Out of the 1’000’000 sites 659 served a Dockerfile.
There is large reuse of existing Dockerfiles, one in particular was used 105 times.
Overall this boils down to 338 unique Dockerfiles being served.
The remaining 298 were uniquely used by only one site.
Not much there that we couldn’t also figure out by looking at the site directly.
It’s nice to know exactly which PHP modules are used on the server, this might be useful in some cases.
Overall I found SSH keys, npm tokens, TLS keys, passwords, AWS secrets, Amazon SES credentials, countless configuration files and source code of some of the applications.
These are of course the extreme examples which are to be expected on such a wide range scan.
How does this happen?
By default the Dockerfile is not copied into the container and certainly not to a publicly served folder.
With the first COPY line they copy everything in the current folder to a publicly served folder.
Afterwards configuration files get copied.
With this both the nginx.conf and the complete ssl directory are public. We can now simply fetch the nginx.conf, lookup the name of the certificate and key files and then fetch those as well.
In some cases there was no such COPY command. I can only guess that the files ended up due to another mistake in the document root, possibly unrelated to Docker.
With only 0.066 % of sites exposing a Dockerfile this doesn’t look like a very widespread problem. And on top of that only a subset of those – less than 100 – expose really critical information that can lead to a compromise.
But in any case, it rarely makes sense to publicly serve a Dockerfile.

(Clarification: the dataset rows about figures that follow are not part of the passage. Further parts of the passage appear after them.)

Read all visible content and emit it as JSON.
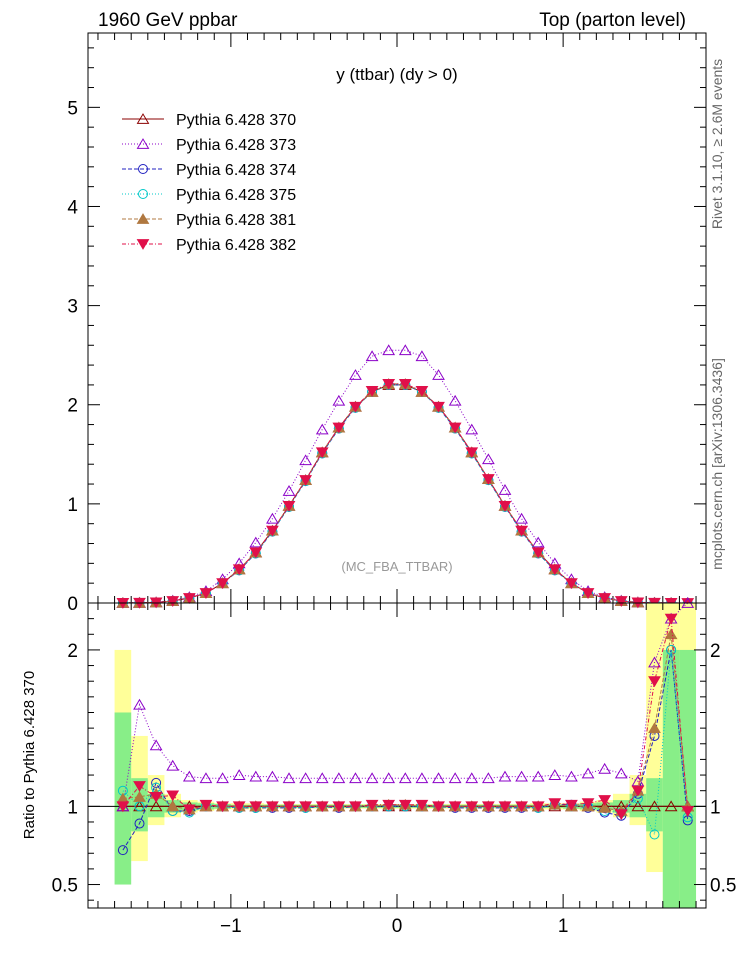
{
  "header": {
    "left": "1960 GeV ppbar",
    "right": "Top (parton level)"
  },
  "side_text": {
    "rivet": "Rivet 3.1.10, ≥ 2.6M events",
    "mcplots": "mcplots.cern.ch [arXiv:1306.3436]"
  },
  "chart_data": [
    {
      "type": "line",
      "panel": "main",
      "title": "y (ttbar) (dy > 0)",
      "watermark": "(MC_FBA_TTBAR)",
      "xlim": [
        -1.86,
        1.86
      ],
      "ylim": [
        0,
        5.75
      ],
      "yticks": [
        "0",
        "1",
        "2",
        "3",
        "4",
        "5"
      ],
      "x": [
        -1.65,
        -1.55,
        -1.45,
        -1.35,
        -1.25,
        -1.15,
        -1.05,
        -0.95,
        -0.85,
        -0.75,
        -0.65,
        -0.55,
        -0.45,
        -0.35,
        -0.25,
        -0.15,
        -0.05,
        0.05,
        0.15,
        0.25,
        0.35,
        0.45,
        0.55,
        0.65,
        0.75,
        0.85,
        0.95,
        1.05,
        1.15,
        1.25,
        1.35,
        1.45,
        1.55,
        1.65,
        1.75
      ],
      "series": [
        {
          "name": "Pythia 6.428 370",
          "color": "#8b0000",
          "marker": "triangle-open",
          "dash": "",
          "values": [
            0.001,
            0.002,
            0.006,
            0.02,
            0.05,
            0.1,
            0.2,
            0.34,
            0.51,
            0.73,
            0.98,
            1.24,
            1.52,
            1.77,
            1.98,
            2.13,
            2.2,
            2.2,
            2.13,
            1.98,
            1.77,
            1.52,
            1.25,
            0.98,
            0.73,
            0.51,
            0.34,
            0.2,
            0.1,
            0.05,
            0.02,
            0.006,
            0.002,
            0.001,
            0.0003
          ]
        },
        {
          "name": "Pythia 6.428 373",
          "color": "#8b00c8",
          "marker": "triangle-open",
          "dash": "1,2",
          "values": [
            0.001,
            0.003,
            0.008,
            0.025,
            0.06,
            0.12,
            0.24,
            0.4,
            0.61,
            0.85,
            1.13,
            1.44,
            1.75,
            2.04,
            2.3,
            2.49,
            2.55,
            2.55,
            2.49,
            2.3,
            2.04,
            1.75,
            1.45,
            1.14,
            0.85,
            0.61,
            0.4,
            0.24,
            0.12,
            0.06,
            0.025,
            0.008,
            0.003,
            0.002,
            0.0004
          ]
        },
        {
          "name": "Pythia 6.428 374",
          "color": "#2020c0",
          "marker": "circle-open",
          "dash": "4,2",
          "values": [
            0.001,
            0.002,
            0.006,
            0.02,
            0.05,
            0.1,
            0.2,
            0.33,
            0.5,
            0.72,
            0.97,
            1.23,
            1.51,
            1.76,
            1.97,
            2.13,
            2.2,
            2.2,
            2.13,
            1.97,
            1.76,
            1.51,
            1.24,
            0.97,
            0.72,
            0.5,
            0.33,
            0.2,
            0.1,
            0.05,
            0.02,
            0.006,
            0.002,
            0.001,
            0.0003
          ]
        },
        {
          "name": "Pythia 6.428 375",
          "color": "#00c8c8",
          "marker": "circle-open",
          "dash": "1,2",
          "values": [
            0.001,
            0.002,
            0.006,
            0.02,
            0.05,
            0.1,
            0.2,
            0.33,
            0.5,
            0.72,
            0.97,
            1.23,
            1.51,
            1.76,
            1.97,
            2.13,
            2.2,
            2.2,
            2.13,
            1.97,
            1.76,
            1.51,
            1.24,
            0.97,
            0.72,
            0.5,
            0.33,
            0.2,
            0.1,
            0.05,
            0.02,
            0.006,
            0.002,
            0.001,
            0.0003
          ]
        },
        {
          "name": "Pythia 6.428 381",
          "color": "#b07840",
          "marker": "triangle-filled",
          "dash": "4,2",
          "values": [
            0.001,
            0.002,
            0.006,
            0.02,
            0.05,
            0.1,
            0.2,
            0.34,
            0.51,
            0.73,
            0.98,
            1.24,
            1.52,
            1.77,
            1.98,
            2.13,
            2.21,
            2.21,
            2.13,
            1.98,
            1.77,
            1.52,
            1.25,
            0.98,
            0.73,
            0.51,
            0.34,
            0.2,
            0.1,
            0.05,
            0.02,
            0.006,
            0.002,
            0.001,
            0.0003
          ]
        },
        {
          "name": "Pythia 6.428 382",
          "color": "#e0104a",
          "marker": "triangle-down-filled",
          "dash": "4,2,1,2",
          "values": [
            0.001,
            0.002,
            0.006,
            0.02,
            0.05,
            0.1,
            0.2,
            0.34,
            0.51,
            0.73,
            0.98,
            1.24,
            1.52,
            1.77,
            1.98,
            2.14,
            2.21,
            2.21,
            2.14,
            1.98,
            1.77,
            1.52,
            1.25,
            0.98,
            0.73,
            0.51,
            0.34,
            0.2,
            0.1,
            0.05,
            0.02,
            0.006,
            0.002,
            0.001,
            0.0003
          ]
        }
      ]
    },
    {
      "type": "line",
      "panel": "ratio",
      "ylabel": "Ratio to Pythia 6.428 370",
      "xlim": [
        -1.86,
        1.86
      ],
      "ylim": [
        0.35,
        2.3
      ],
      "yticks": [
        "0.5",
        "1",
        "2"
      ],
      "xticks": [
        "−1",
        "0",
        "1"
      ],
      "x": [
        -1.65,
        -1.55,
        -1.45,
        -1.35,
        -1.25,
        -1.15,
        -1.05,
        -0.95,
        -0.85,
        -0.75,
        -0.65,
        -0.55,
        -0.45,
        -0.35,
        -0.25,
        -0.15,
        -0.05,
        0.05,
        0.15,
        0.25,
        0.35,
        0.45,
        0.55,
        0.65,
        0.75,
        0.85,
        0.95,
        1.05,
        1.15,
        1.25,
        1.35,
        1.45,
        1.55,
        1.65,
        1.75
      ],
      "band_yellow": {
        "lo": [
          0.65,
          0.65,
          0.88,
          0.93,
          0.96,
          0.97,
          0.98,
          0.98,
          0.98,
          0.985,
          0.985,
          0.985,
          0.985,
          0.985,
          0.985,
          0.985,
          0.985,
          0.985,
          0.985,
          0.985,
          0.985,
          0.985,
          0.985,
          0.985,
          0.985,
          0.98,
          0.98,
          0.98,
          0.97,
          0.96,
          0.93,
          0.88,
          0.58,
          0.35,
          0.35
        ],
        "hi": [
          2.0,
          1.45,
          1.2,
          1.08,
          1.04,
          1.03,
          1.02,
          1.02,
          1.02,
          1.015,
          1.015,
          1.015,
          1.015,
          1.015,
          1.015,
          1.015,
          1.015,
          1.015,
          1.015,
          1.015,
          1.015,
          1.015,
          1.015,
          1.015,
          1.015,
          1.02,
          1.02,
          1.02,
          1.03,
          1.04,
          1.08,
          1.2,
          2.3,
          2.3,
          2.3
        ]
      },
      "band_green": {
        "lo": [
          0.5,
          0.84,
          0.93,
          0.96,
          0.975,
          0.98,
          0.985,
          0.99,
          0.99,
          0.99,
          0.99,
          0.99,
          0.99,
          0.99,
          0.99,
          0.99,
          0.99,
          0.99,
          0.99,
          0.99,
          0.99,
          0.99,
          0.99,
          0.99,
          0.99,
          0.99,
          0.99,
          0.985,
          0.98,
          0.975,
          0.96,
          0.93,
          0.84,
          0.35,
          0.35
        ],
        "hi": [
          1.6,
          1.18,
          1.08,
          1.04,
          1.025,
          1.02,
          1.015,
          1.01,
          1.01,
          1.01,
          1.01,
          1.01,
          1.01,
          1.01,
          1.01,
          1.01,
          1.01,
          1.01,
          1.01,
          1.01,
          1.01,
          1.01,
          1.01,
          1.01,
          1.01,
          1.01,
          1.01,
          1.015,
          1.02,
          1.025,
          1.04,
          1.08,
          1.18,
          2.0,
          2.0
        ]
      },
      "series": [
        {
          "name": "Pythia 6.428 370",
          "color": "#8b0000",
          "marker": "triangle-open",
          "dash": "",
          "values": [
            1,
            1,
            1,
            1,
            1,
            1,
            1,
            1,
            1,
            1,
            1,
            1,
            1,
            1,
            1,
            1,
            1,
            1,
            1,
            1,
            1,
            1,
            1,
            1,
            1,
            1,
            1,
            1,
            1,
            1,
            1,
            1,
            1,
            1,
            1
          ]
        },
        {
          "name": "Pythia 6.428 373",
          "color": "#8b00c8",
          "marker": "triangle-open",
          "dash": "1,2",
          "values": [
            1.0,
            1.65,
            1.39,
            1.26,
            1.19,
            1.18,
            1.18,
            1.2,
            1.19,
            1.19,
            1.18,
            1.18,
            1.18,
            1.18,
            1.18,
            1.18,
            1.18,
            1.18,
            1.18,
            1.18,
            1.18,
            1.18,
            1.18,
            1.19,
            1.19,
            1.19,
            1.2,
            1.19,
            1.21,
            1.24,
            1.21,
            1.16,
            1.92,
            2.2,
            2.3
          ]
        },
        {
          "name": "Pythia 6.428 374",
          "color": "#2020c0",
          "marker": "circle-open",
          "dash": "4,2",
          "values": [
            0.72,
            0.89,
            1.15,
            0.97,
            0.97,
            1.0,
            1.0,
            0.99,
            0.99,
            0.99,
            0.99,
            0.99,
            1.0,
            0.99,
            1.0,
            1.0,
            1.0,
            1.0,
            1.0,
            1.0,
            0.99,
            0.99,
            0.99,
            0.99,
            0.99,
            0.99,
            1.01,
            1.01,
            0.99,
            0.96,
            0.94,
            1.08,
            1.45,
            2.0,
            0.91
          ]
        },
        {
          "name": "Pythia 6.428 375",
          "color": "#00c8c8",
          "marker": "circle-open",
          "dash": "1,2",
          "values": [
            1.1,
            1.0,
            1.12,
            0.97,
            0.96,
            1.0,
            1.0,
            0.99,
            0.99,
            1.0,
            1.0,
            0.99,
            1.0,
            1.0,
            1.0,
            1.0,
            1.0,
            1.0,
            1.0,
            1.0,
            1.0,
            1.0,
            1.0,
            1.0,
            1.0,
            0.99,
            1.01,
            1.0,
            1.0,
            0.97,
            0.96,
            1.05,
            0.82,
            2.0,
            0.93
          ]
        },
        {
          "name": "Pythia 6.428 381",
          "color": "#b07840",
          "marker": "triangle-filled",
          "dash": "4,2",
          "values": [
            1.05,
            1.06,
            1.08,
            1.0,
            0.98,
            1.0,
            1.0,
            1.0,
            1.0,
            1.0,
            1.0,
            1.0,
            1.0,
            1.0,
            1.0,
            1.0,
            1.01,
            1.01,
            1.0,
            1.0,
            1.0,
            1.0,
            1.0,
            1.0,
            1.0,
            1.0,
            1.01,
            1.0,
            1.0,
            0.99,
            0.97,
            1.1,
            1.5,
            2.1,
            1.0
          ]
        },
        {
          "name": "Pythia 6.428 382",
          "color": "#e0104a",
          "marker": "triangle-down-filled",
          "dash": "4,2,1,2",
          "values": [
            1.0,
            1.13,
            1.06,
            1.07,
            0.98,
            1.01,
            1.0,
            1.0,
            1.0,
            1.0,
            1.0,
            1.0,
            1.0,
            1.0,
            1.0,
            1.01,
            1.01,
            1.01,
            1.01,
            1.0,
            1.0,
            1.0,
            1.0,
            1.0,
            1.0,
            1.0,
            1.02,
            1.01,
            1.02,
            1.04,
            0.95,
            1.1,
            1.8,
            2.2,
            0.97
          ]
        }
      ]
    }
  ]
}
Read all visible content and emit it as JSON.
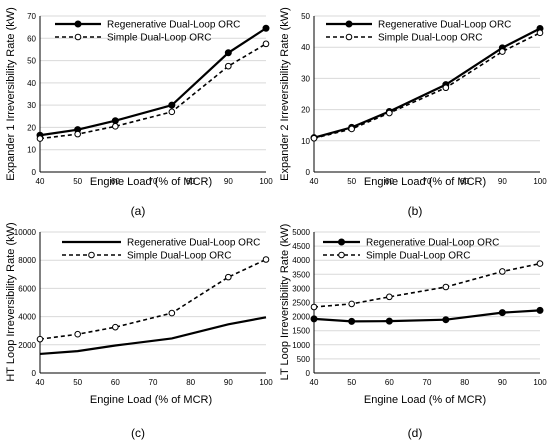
{
  "chart_data": [
    {
      "type": "line",
      "panel_label": "(a)",
      "xlabel": "Engine Load (% of MCR)",
      "ylabel": "Expander 1 Irreversibility Rate (kW)",
      "x": [
        40,
        50,
        60,
        75,
        90,
        100
      ],
      "xlim": [
        40,
        100
      ],
      "xticks": [
        "40",
        "50",
        "60",
        "70",
        "80",
        "90",
        "100"
      ],
      "ylim": [
        0,
        70
      ],
      "yticks": [
        "0",
        "10",
        "20",
        "30",
        "40",
        "50",
        "60",
        "70"
      ],
      "grid": "horizontal",
      "legend_position": "top-left",
      "series": [
        {
          "name": "Regenerative Dual-Loop ORC",
          "values": [
            16.5,
            19,
            23,
            30,
            53.5,
            64.5
          ],
          "style": "solid",
          "marker": "filled-circle",
          "color": "#000000"
        },
        {
          "name": "Simple Dual-Loop ORC",
          "values": [
            15,
            17,
            20.5,
            27,
            47.5,
            57.5
          ],
          "style": "dashed",
          "marker": "open-circle",
          "color": "#000000"
        }
      ]
    },
    {
      "type": "line",
      "panel_label": "(b)",
      "xlabel": "Engine Load (% of MCR)",
      "ylabel": "Expander 2 Irreversibility Rate (kW)",
      "x": [
        40,
        50,
        60,
        75,
        90,
        100
      ],
      "xlim": [
        40,
        100
      ],
      "xticks": [
        "40",
        "50",
        "60",
        "70",
        "80",
        "90",
        "100"
      ],
      "ylim": [
        0,
        50
      ],
      "yticks": [
        "0",
        "10",
        "20",
        "30",
        "40",
        "50"
      ],
      "grid": "horizontal",
      "legend_position": "top-left",
      "series": [
        {
          "name": "Regenerative Dual-Loop ORC",
          "values": [
            11,
            14.3,
            19.4,
            28,
            39.8,
            46
          ],
          "style": "solid",
          "marker": "filled-circle",
          "color": "#000000"
        },
        {
          "name": "Simple Dual-Loop ORC",
          "values": [
            10.8,
            13.8,
            18.9,
            27,
            38.6,
            44.6
          ],
          "style": "dashed",
          "marker": "open-circle",
          "color": "#000000"
        }
      ]
    },
    {
      "type": "line",
      "panel_label": "(c)",
      "xlabel": "Engine Load (% of MCR)",
      "ylabel": "HT Loop Irreversibility Rate (kW)",
      "x": [
        40,
        50,
        60,
        75,
        90,
        100
      ],
      "xlim": [
        40,
        100
      ],
      "xticks": [
        "40",
        "50",
        "60",
        "70",
        "80",
        "90",
        "100"
      ],
      "ylim": [
        0,
        10000
      ],
      "yticks": [
        "0",
        "2000",
        "4000",
        "6000",
        "8000",
        "10000"
      ],
      "grid": "horizontal",
      "legend_position": "top-left",
      "series": [
        {
          "name": "Regenerative Dual-Loop ORC",
          "values": [
            1350,
            1550,
            1950,
            2450,
            3450,
            3950
          ],
          "style": "solid",
          "marker": "none",
          "color": "#000000"
        },
        {
          "name": "Simple Dual-Loop ORC",
          "values": [
            2400,
            2750,
            3250,
            4250,
            6800,
            8050
          ],
          "style": "dashed",
          "marker": "open-circle",
          "color": "#000000"
        }
      ]
    },
    {
      "type": "line",
      "panel_label": "(d)",
      "xlabel": "Engine Load (% of MCR)",
      "ylabel": "LT Loop Irreversibility Rate (kW)",
      "x": [
        40,
        50,
        60,
        75,
        90,
        100
      ],
      "xlim": [
        40,
        100
      ],
      "xticks": [
        "40",
        "50",
        "60",
        "70",
        "80",
        "90",
        "100"
      ],
      "ylim": [
        0,
        5000
      ],
      "yticks": [
        "0",
        "500",
        "1000",
        "1500",
        "2000",
        "2500",
        "3000",
        "3500",
        "4000",
        "4500",
        "5000"
      ],
      "grid": "horizontal",
      "legend_position": "top-left",
      "series": [
        {
          "name": "Regenerative Dual-Loop ORC",
          "values": [
            1920,
            1830,
            1840,
            1890,
            2140,
            2220
          ],
          "style": "solid",
          "marker": "filled-circle",
          "color": "#000000"
        },
        {
          "name": "Simple Dual-Loop ORC",
          "values": [
            2340,
            2450,
            2700,
            3050,
            3600,
            3880
          ],
          "style": "dashed",
          "marker": "open-circle",
          "color": "#000000"
        }
      ]
    }
  ]
}
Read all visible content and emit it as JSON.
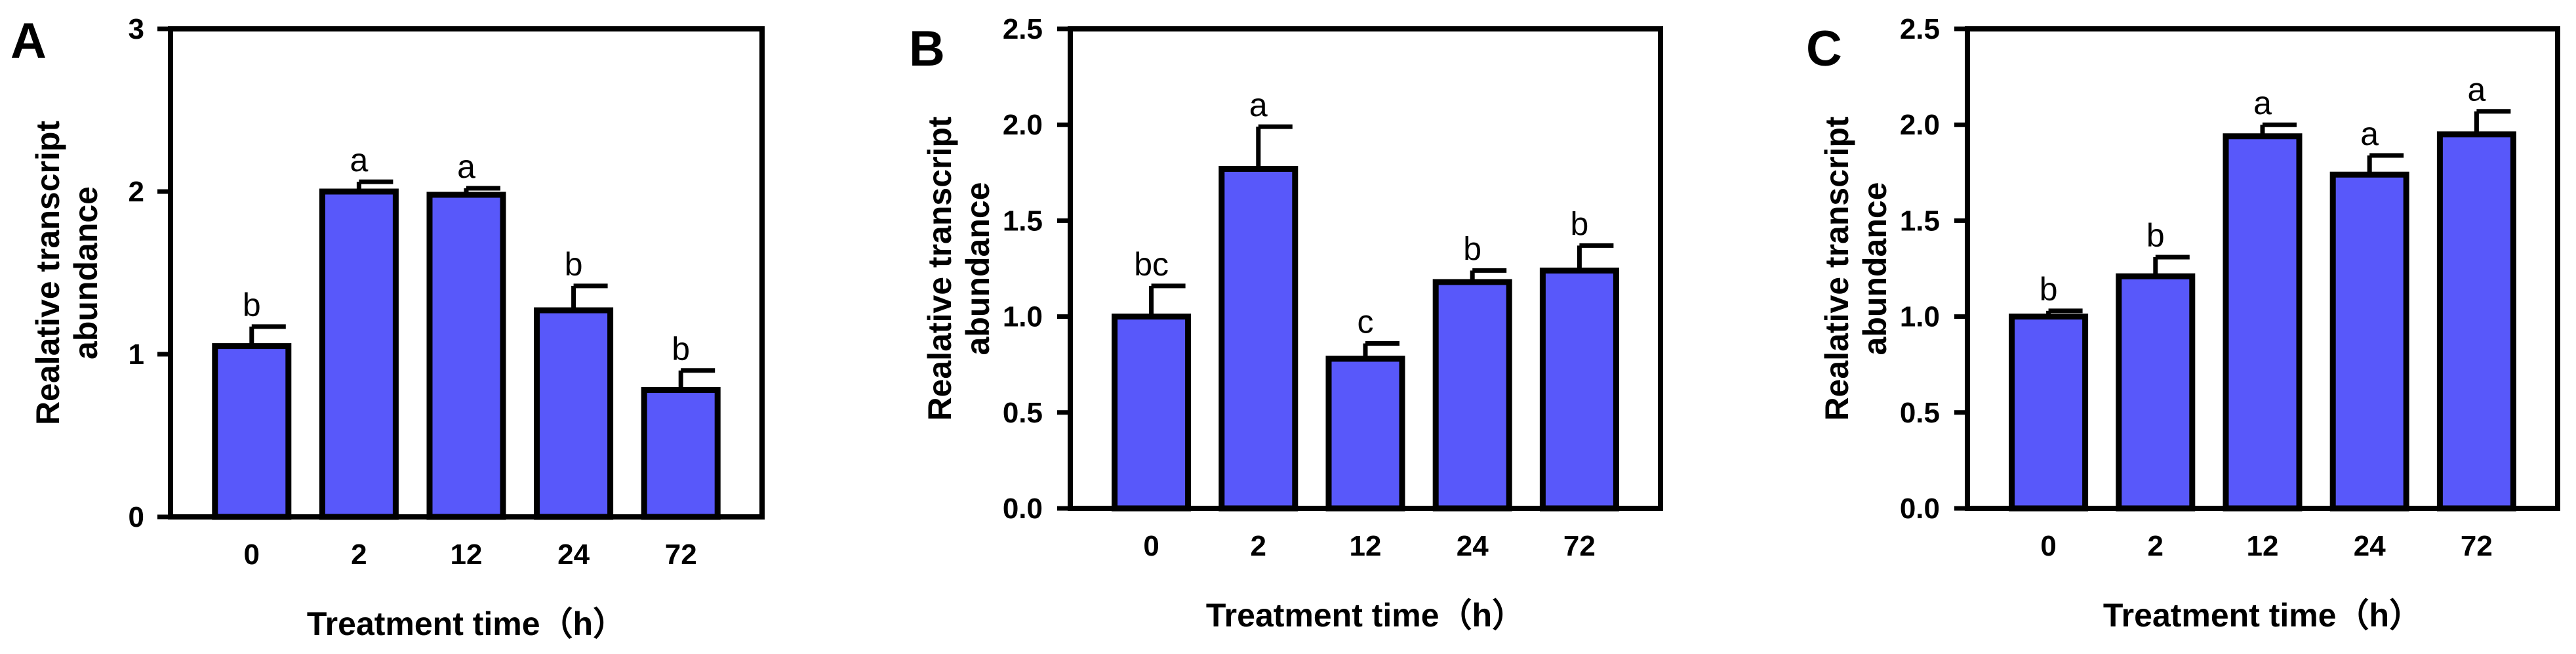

Even if you don’t include any keys, passwords or other secrets: It still doesn’t make sense to give everyone a blueprint of your system.
The sites that don’t expose anything critical right now might start in the future when changes are made to this seemingly private file.
It’s generally good advice – even if you don’t use Docker – to simply check your public webroot folder for any files that shouldn’t be there and remove them.